It's taken me a while to get through this chapter.
There's a lot to take on board.
My notes are a bit of a brain dump I'm afraid.
Precise behaviour needs a lack of fear.
Fake it till you can make it = just enough information to get by.
Maybe more information is worse than just enough.
What people know is not always true.
We need cues and reminders to remember HOW to do things.
New things can be easily confused with known things.
A cancel button positioned where you might expect a Continue button would produce an unexpected result.
We rely on consistency within the same thing, but also between things.
Not all red notebooks are my red notebook.
Consider future development - what will change over time, will the change cause confusion?
Public outrage does not allow for adjustment time.
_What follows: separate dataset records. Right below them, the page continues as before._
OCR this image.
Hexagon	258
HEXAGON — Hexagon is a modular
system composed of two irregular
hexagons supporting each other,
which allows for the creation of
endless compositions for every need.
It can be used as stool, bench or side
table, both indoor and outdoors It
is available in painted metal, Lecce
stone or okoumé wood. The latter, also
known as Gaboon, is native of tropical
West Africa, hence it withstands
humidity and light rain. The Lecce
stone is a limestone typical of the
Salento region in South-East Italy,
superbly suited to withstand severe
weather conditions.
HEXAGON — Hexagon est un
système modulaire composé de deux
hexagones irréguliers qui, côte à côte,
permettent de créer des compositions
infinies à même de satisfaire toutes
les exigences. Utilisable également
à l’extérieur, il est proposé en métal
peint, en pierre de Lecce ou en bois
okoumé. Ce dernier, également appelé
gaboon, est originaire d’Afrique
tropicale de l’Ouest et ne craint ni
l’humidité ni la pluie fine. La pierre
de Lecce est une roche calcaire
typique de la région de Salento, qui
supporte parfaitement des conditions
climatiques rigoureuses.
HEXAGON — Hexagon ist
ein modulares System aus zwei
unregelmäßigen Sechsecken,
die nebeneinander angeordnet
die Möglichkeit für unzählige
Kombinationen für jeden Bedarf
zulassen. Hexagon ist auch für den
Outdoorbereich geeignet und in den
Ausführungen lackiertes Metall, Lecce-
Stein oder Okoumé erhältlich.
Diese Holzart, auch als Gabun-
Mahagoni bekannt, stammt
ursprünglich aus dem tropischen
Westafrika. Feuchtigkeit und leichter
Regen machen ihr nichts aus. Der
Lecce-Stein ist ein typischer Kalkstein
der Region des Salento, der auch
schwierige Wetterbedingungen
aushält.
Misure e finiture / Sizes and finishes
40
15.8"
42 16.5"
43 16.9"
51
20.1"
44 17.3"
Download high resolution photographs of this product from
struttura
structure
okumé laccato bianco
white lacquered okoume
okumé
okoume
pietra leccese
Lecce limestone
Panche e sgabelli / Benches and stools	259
Customers of a new website upset that it's not the same as the old. The issues disappear quickly, but the immediate effect can be a horrible level of frustration and upset.
I've heard of clients saying customers have cried on the phone because the website had changed!
Constraints - screws and bolts was a good example.
You know what you have to do with them, even if it takes a few attempts to get it just right.
Names on forms - consider cultural conventions.
Don't expect people to remember stuff - out of sight = out of mind.
I personally hate booking forms where it hides what I ordered and I worry I made a mistake and I will pay and it's too late.
I like to double check as I go through the screens.
It's nice to know I'll be able to check all the details before I make the final submission of a form.
The most effective way of helping people remember is to make it unnecessary
Cultural perception of time, I found this fascinating.
Reminded me also of the choice of scroll direction on a mouse. One way just feels wrong!